Several studies support the idea that indoor humidity plays a role in seasonal disease transmission. When someone coughs or sneezes, they release tiny droplets into the air (if they’re sick, these droplets will contain virus). The bigger droplets typically fall before they get very far, but the tiniest droplets, called droplet nuclei, can go much farther. In humid conditions, these tiny droplets don’t evaporate as much, so they drop down more quickly than they would in dry conditions. Virus-containing droplets that travel farther are more likely to infect a new host.

Low humidity also impairs the host’s ability to clear airborne viruses from their nose without getting infected, a fairly gross process of clearing snot from your nose (officially, it’s called mucociliary clearance).

“Not much attention is being paid to the quality of air indoors,” says Iwasaki, “which is really where we live our lives.” The review offers a hypothesis for how indoor humidity affects viral transmission, outlining both the physical process (the stability of viruses in a droplet, and their passage in the air as seen in animal models) and humidity’s effect on immunological responses.

While 40% to 60% relative humidity may be ideal to reduce viral transmission and infection in general, the Yale researchers suggest, previous studies suggest that indoor humidity in the winter months of temperate climates is below 25%—pretty much ideal for a virus looking to infect people with reduced defenses.

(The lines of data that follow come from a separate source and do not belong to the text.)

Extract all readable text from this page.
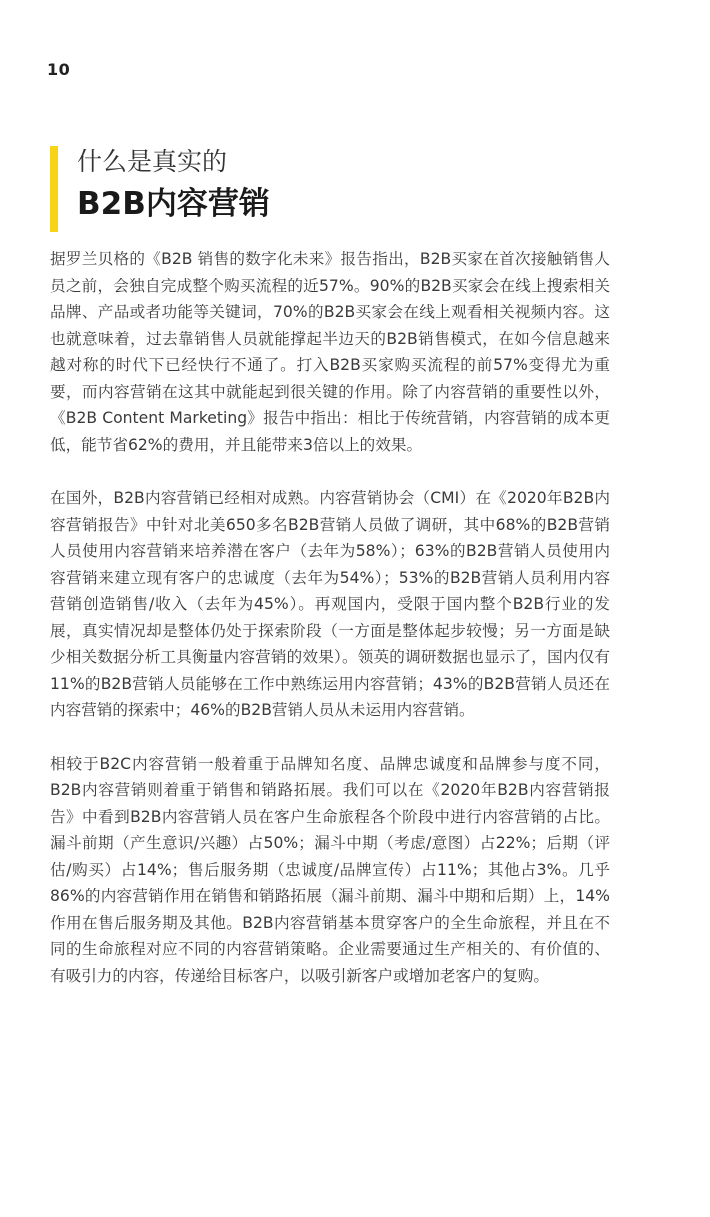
10
什么是真实的
B2B内容营销

据罗兰贝格的《B2B 销售的数字化未来》报告指出，B2B买家在首次接触销售人员之前，会独自完成整个购买流程的近57%。90%的B2B买家会在线上搜索相关品牌、产品或者功能等关键词，70%的B2B买家会在线上观看相关视频内容。这也就意味着，过去靠销售人员就能撑起半边天的B2B销售模式，在如今信息越来越对称的时代下已经快行不通了。打入B2B买家购买流程的前57%变得尤为重要，而内容营销在这其中就能起到很关键的作用。除了内容营销的重要性以外，《B2B Content Marketing》报告中指出：相比于传统营销，内容营销的成本更低，能节省62%的费用，并且能带来3倍以上的效果。

在国外，B2B内容营销已经相对成熟。内容营销协会（CMI）在《2020年B2B内容营销报告》中针对北美650多名B2B营销人员做了调研，其中68%的B2B营销人员使用内容营销来培养潜在客户（去年为58%）；63%的B2B营销人员使用内容营销来建立现有客户的忠诚度（去年为54%）；53%的B2B营销人员利用内容营销创造销售/收入（去年为45%）。再观国内，受限于国内整个B2B行业的发展，真实情况却是整体仍处于探索阶段（一方面是整体起步较慢；另一方面是缺少相关数据分析工具衡量内容营销的效果）。领英的调研数据也显示了，国内仅有11%的B2B营销人员能够在工作中熟练运用内容营销；43%的B2B营销人员还在内容营销的探索中；46%的B2B营销人员从未运用内容营销。

相较于B2C内容营销一般着重于品牌知名度、品牌忠诚度和品牌参与度不同，B2B内容营销则着重于销售和销路拓展。我们可以在《2020年B2B内容营销报告》中看到B2B内容营销人员在客户生命旅程各个阶段中进行内容营销的占比。漏斗前期（产生意识/兴趣）占50%；漏斗中期（考虑/意图）占22%；后期（评估/购买）占14%；售后服务期（忠诚度/品牌宣传）占11%；其他占3%。几乎86%的内容营销作用在销售和销路拓展（漏斗前期、漏斗中期和后期）上，14%作用在售后服务期及其他。B2B内容营销基本贯穿客户的全生命旅程，并且在不同的生命旅程对应不同的内容营销策略。企业需要通过生产相关的、有价值的、有吸引力的内容，传递给目标客户，以吸引新客户或增加老客户的复购。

Even without stay-at-home orders in place, people spend about 90% of their time indoors, so it’s unlikely that simply spending more time inside contributes substantially to an increase in winter flu cases.

But the relationship between viral seasonality and humidity isn’t one-to-one: In tropical regions, the flu season often aligns with the rainy season. “It’d be nice if we could come up with a single hypothesis, a single explanation that covers tropical and temperate regions,” says Linsey Marr, an engineering professor at Virginia Tech.

And it’s still too early to know what the results of this study might mean for the novel coronavirus that causes Covid-19. “This [study] talks about other coronaviruses that have been around for a while. And when there’s new viruses, all bets are off with regard to seasonality,” says Marr. “As the virus becomes more widespread, as more people are exposed, I could see it settling into a pattern typical of coronaviruses, which are more prevalent during the wintertime.”

As the study notes, researchers may have a better sense in the coming months. “The precise relationship between temperature, humidity, and Covid-19 will become more evident as the Northern Hemisphere reaches the summer months,” the authors write.

To help researchers understand how big a role relative humidity plays in disease transmission, says Marr, “we need more controlled studies both in animals and humans.” Animal studies allow researchers to control aspects of the environment that would be too challenging (or unethical) to do with humans. “There have been separate studies looking at just transmission at different temperatures and humidities,” she says. “We need to collect samples of the droplets containing viruses and see how well the viruses survive.”

Correction: An earlier version of this article misstated the reason that tiny droplets travel farther under humid conditions. It’s because they don’t evaporate, not because they collect water from the air.